Ha inoltre sostenuto la tesi della vendita di petrolio (estratto da multinazionali cinesi proprio all’interno dei confini di uno dei più bei parchi naturali dell’Africa) a prezzi scontati al fine di innescare una nuova era di sviluppo per il paese.
In questo contesto si capisce come sia necessario continuare a sperimentare e conoscere realtà come questa ai fini di sostenere la conservazione della biodiversità in paesi in cui operano molte organizzazioni, come WWF Uganda, che stanno lottando con pochi mezzi per instaurare e far conoscere i loro progetti di gestione sostenibile e certificata (FSC) delle foreste più importanti del paese. Queste ultime, se ben gestite, potrebbero produrre abbastanza fonti rinnovabili al loro paese.

Gorilla gorilla beringei 51147Gorilla di montagna: un fenomeno turistico da rivedere?

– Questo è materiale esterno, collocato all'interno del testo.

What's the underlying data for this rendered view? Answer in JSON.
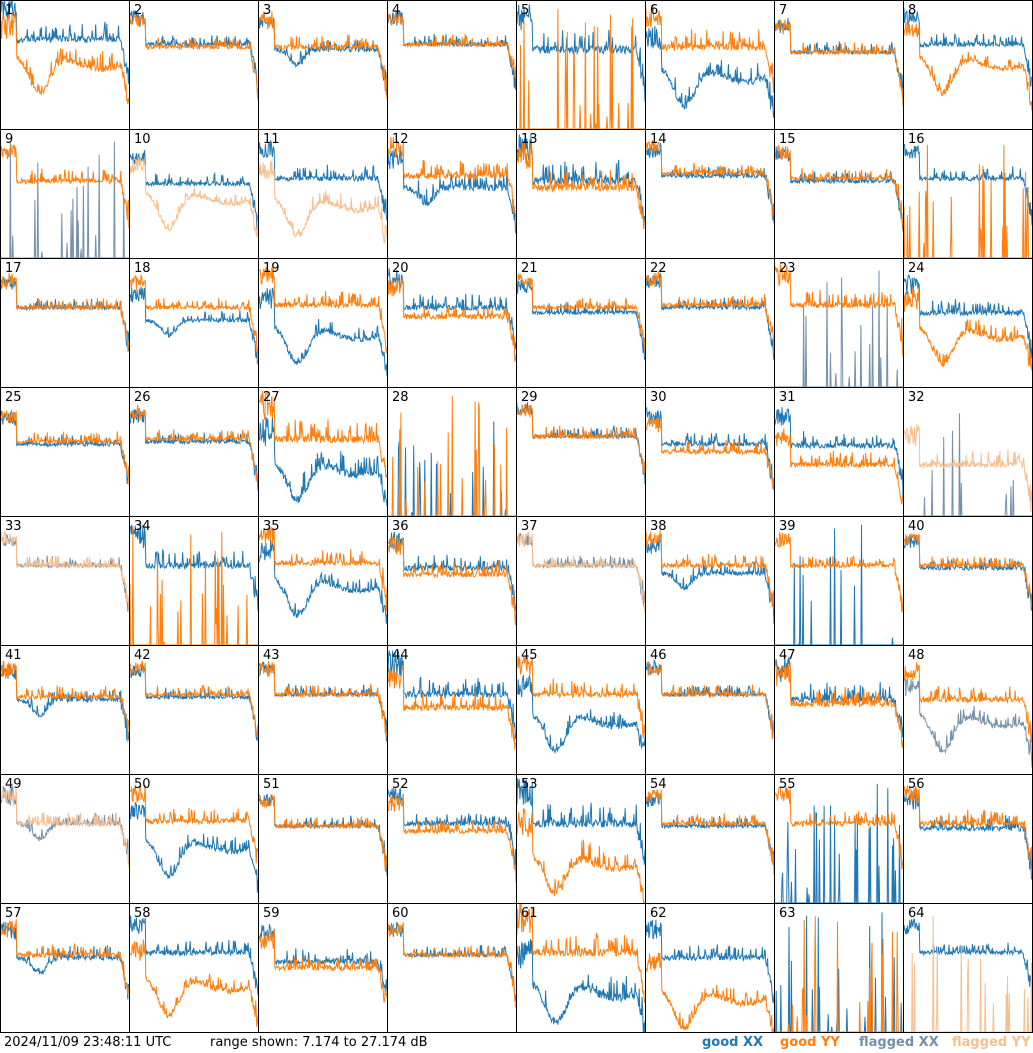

«Tu che sei bianco, ma mi sembri sveglio, sapresti spiegarmi perché arrivano da tutto il mondo e spendono 500 dollari a testa per meno di un‘ora di visita ai gorilla di montagna? Questi animali hanno il 98% del DNA uguale a quello umano. Noi Mutwa, che abbiamo il 100% del DNA che hanno loro, e che vivevamo da millenni in queste foreste in pace assieme ai gorilla, siamo invece costretti a vivere come mendicanti nella nostra terra, tirando spesso a campare con meno di 500 dollari all’anno, e nessuno ci considera?»
Con questa domanda a bruciapelo mi ha congedato Gad, uno dei pochi Omutwa che parla un buon inglese e che vive sulle sponde del lago Bunyony al confine tra Uganda e Rwanda, dopo un paio di giornate passate assieme camminando tra i villaggi della sua gente. La risposta, che io su due piedi non sono riuscito a dargli, c’è ed è meno difficile di quello che si pensa, ma sono quelle risposte che non sempre piacciono a chi guarda le cose con l’occhio occidentale.
Credo che i fattori che determinino questa cattiva gestione di un patrimonio così unico e caro a tutta l’Umanità come i gorilla di montagna, sono tanti e spesso alcuni di essi sono fumosi e si perdono nell’imperscrutabile orizzonte del colonialismo più distruttivo e nella derivante corruzione africana nonché nella catastrofica mancanza di visione d’insieme che spesso dimostrano le autorità che si arrogano la gestione delle meraviglie ecologiche del pianeta (e non solo quelle africane). Di certo, per chi si occupa da anni di turismo responsabile, una domanda così è una di quelle domande che mette in moto una lunga serie di ricerche, verifiche sul campo e revisioni delle proprie posizioni e dei propri percorsi di viaggio.
In merito alla visita ai gorilla di montagna in Uganda quindi, non ho ancora una posizione definitiva. Non ho dubbi però sul fatto che, se nei viaggi che organizzo e accompagno la visita ai gorilla di montagna è opzionale, risulta invece fondamentale un percorso di conoscenza responsabile delle popolazioni pigmee che vivono in quelle foreste da qualche decina di migliaio di anni.
Ogni volta che torno nel villaggio di Gadri trovo sempre l’immagine della sua faccia simpatica che mi pone questa domanda e gli sono decisamene grato per avermi creduto capace di risolvere il suo dilemma.